LES SECRETS DE LE GUILLERN

Circassien atypique, Johan Le Guillerm reprend actuellement « Secret », son spectacle de dompteur d’objets, sous chapiteau dans la cour du lycée Mistral. Ce savant poète (comme on dit savant fou) s’est créé un univers d’une implacable logique irrationnelle. Il en donne à voir les travaux expérimentaux.

Guidée par des vidéos explicatives, la visite de ce « cirque mental » réserve des surprises. La première est de taille. Il s’agit d’une motte herbeuse géante qui suit, mue par une mystérieuse énergie interne, un circuit établi par les déplacements inhérents à sa forme. En effet, frotter deux galets l’un contre l’autre finit par provoquer des usures, des déformations, lesquelles engendrent, lorsqu’on fait rouler la pierre, des itinéraires à géométrie variable, les « circumambulations », preuve que les objets peuvent avoir une sorte de mémoire du chemin. 

Le reste est à l’avenant.
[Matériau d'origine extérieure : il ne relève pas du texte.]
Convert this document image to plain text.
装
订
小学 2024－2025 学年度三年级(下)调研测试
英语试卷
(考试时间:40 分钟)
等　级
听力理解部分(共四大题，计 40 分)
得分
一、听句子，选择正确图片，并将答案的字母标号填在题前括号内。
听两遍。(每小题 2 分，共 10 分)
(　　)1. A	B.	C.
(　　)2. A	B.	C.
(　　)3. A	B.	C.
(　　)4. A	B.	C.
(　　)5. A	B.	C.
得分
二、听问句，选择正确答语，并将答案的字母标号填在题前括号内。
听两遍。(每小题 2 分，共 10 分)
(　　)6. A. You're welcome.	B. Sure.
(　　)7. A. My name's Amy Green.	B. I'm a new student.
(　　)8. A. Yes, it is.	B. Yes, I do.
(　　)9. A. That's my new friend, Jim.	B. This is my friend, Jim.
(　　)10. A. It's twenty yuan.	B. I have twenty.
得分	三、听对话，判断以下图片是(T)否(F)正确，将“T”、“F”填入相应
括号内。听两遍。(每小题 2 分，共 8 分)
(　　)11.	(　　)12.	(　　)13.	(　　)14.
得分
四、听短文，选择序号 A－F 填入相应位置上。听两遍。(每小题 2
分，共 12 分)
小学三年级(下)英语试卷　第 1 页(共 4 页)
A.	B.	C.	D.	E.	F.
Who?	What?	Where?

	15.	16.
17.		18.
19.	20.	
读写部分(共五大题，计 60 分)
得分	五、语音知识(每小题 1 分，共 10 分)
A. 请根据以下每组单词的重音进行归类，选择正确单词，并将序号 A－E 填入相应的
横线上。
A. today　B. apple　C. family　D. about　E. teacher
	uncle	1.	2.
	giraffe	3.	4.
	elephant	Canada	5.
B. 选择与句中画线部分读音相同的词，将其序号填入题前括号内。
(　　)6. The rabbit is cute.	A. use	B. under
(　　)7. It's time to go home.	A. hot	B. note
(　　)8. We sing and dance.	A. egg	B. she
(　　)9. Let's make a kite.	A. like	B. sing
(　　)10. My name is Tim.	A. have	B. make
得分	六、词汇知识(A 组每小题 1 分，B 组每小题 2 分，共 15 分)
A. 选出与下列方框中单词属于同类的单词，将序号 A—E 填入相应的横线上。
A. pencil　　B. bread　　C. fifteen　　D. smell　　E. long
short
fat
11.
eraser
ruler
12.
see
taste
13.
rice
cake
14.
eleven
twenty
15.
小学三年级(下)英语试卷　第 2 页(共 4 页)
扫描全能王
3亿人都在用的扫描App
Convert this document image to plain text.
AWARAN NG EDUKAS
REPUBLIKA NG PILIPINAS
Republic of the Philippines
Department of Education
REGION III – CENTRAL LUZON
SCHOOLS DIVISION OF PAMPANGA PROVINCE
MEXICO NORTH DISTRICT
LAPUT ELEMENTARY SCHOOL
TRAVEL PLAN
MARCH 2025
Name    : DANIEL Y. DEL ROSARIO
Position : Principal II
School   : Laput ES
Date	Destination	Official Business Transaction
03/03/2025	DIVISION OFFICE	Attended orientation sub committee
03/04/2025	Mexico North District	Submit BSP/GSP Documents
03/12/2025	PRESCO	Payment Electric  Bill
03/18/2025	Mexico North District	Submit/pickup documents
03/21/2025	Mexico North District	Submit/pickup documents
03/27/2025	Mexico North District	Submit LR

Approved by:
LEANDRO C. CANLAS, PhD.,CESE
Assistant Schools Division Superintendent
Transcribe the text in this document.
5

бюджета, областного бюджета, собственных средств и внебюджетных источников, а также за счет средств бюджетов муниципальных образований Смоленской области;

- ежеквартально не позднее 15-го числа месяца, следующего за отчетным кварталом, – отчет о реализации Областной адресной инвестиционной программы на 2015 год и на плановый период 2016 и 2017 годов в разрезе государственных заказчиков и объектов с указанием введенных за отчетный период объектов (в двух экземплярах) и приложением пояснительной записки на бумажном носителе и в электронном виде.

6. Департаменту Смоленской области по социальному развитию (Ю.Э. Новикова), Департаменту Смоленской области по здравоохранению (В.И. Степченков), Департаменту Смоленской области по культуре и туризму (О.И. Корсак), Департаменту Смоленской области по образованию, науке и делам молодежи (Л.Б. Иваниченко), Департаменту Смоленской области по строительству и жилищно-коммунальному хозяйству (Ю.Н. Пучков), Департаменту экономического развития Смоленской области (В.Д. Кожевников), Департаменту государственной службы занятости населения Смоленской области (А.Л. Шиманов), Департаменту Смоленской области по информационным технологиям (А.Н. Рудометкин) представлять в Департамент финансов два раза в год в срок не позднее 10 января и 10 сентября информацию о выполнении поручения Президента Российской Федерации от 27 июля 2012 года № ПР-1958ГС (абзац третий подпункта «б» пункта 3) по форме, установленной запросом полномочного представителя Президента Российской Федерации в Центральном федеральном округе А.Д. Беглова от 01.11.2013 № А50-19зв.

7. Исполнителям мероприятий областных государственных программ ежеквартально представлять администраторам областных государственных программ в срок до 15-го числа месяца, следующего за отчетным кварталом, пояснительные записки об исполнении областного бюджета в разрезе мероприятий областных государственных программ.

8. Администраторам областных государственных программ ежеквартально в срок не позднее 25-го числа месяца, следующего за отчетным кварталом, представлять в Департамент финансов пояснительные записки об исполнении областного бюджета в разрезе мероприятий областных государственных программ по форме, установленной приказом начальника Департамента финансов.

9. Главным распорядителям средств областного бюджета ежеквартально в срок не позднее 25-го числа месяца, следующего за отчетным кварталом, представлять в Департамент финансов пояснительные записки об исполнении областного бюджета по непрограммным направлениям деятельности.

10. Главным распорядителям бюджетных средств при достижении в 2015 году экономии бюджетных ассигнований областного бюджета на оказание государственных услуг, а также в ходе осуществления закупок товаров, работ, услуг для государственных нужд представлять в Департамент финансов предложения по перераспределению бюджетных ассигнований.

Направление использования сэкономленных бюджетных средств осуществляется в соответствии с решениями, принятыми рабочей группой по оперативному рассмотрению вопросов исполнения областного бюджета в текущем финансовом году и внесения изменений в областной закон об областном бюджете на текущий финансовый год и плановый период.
Voici des alphabets inédits. Ils s’élaborent à partir d’agencements multiples de segments d’une circonférence. D’autres se déclinent via la transformation plane d’un parcours dessiné ou gravé en trois dimensions sur des fruits. D’où des graphes singuliers, complémentaires. Ils donnent naissance à une bibliothèque consultable de livres en bois, manipulables, supports inépuisables en vue d’infinies combinaisons.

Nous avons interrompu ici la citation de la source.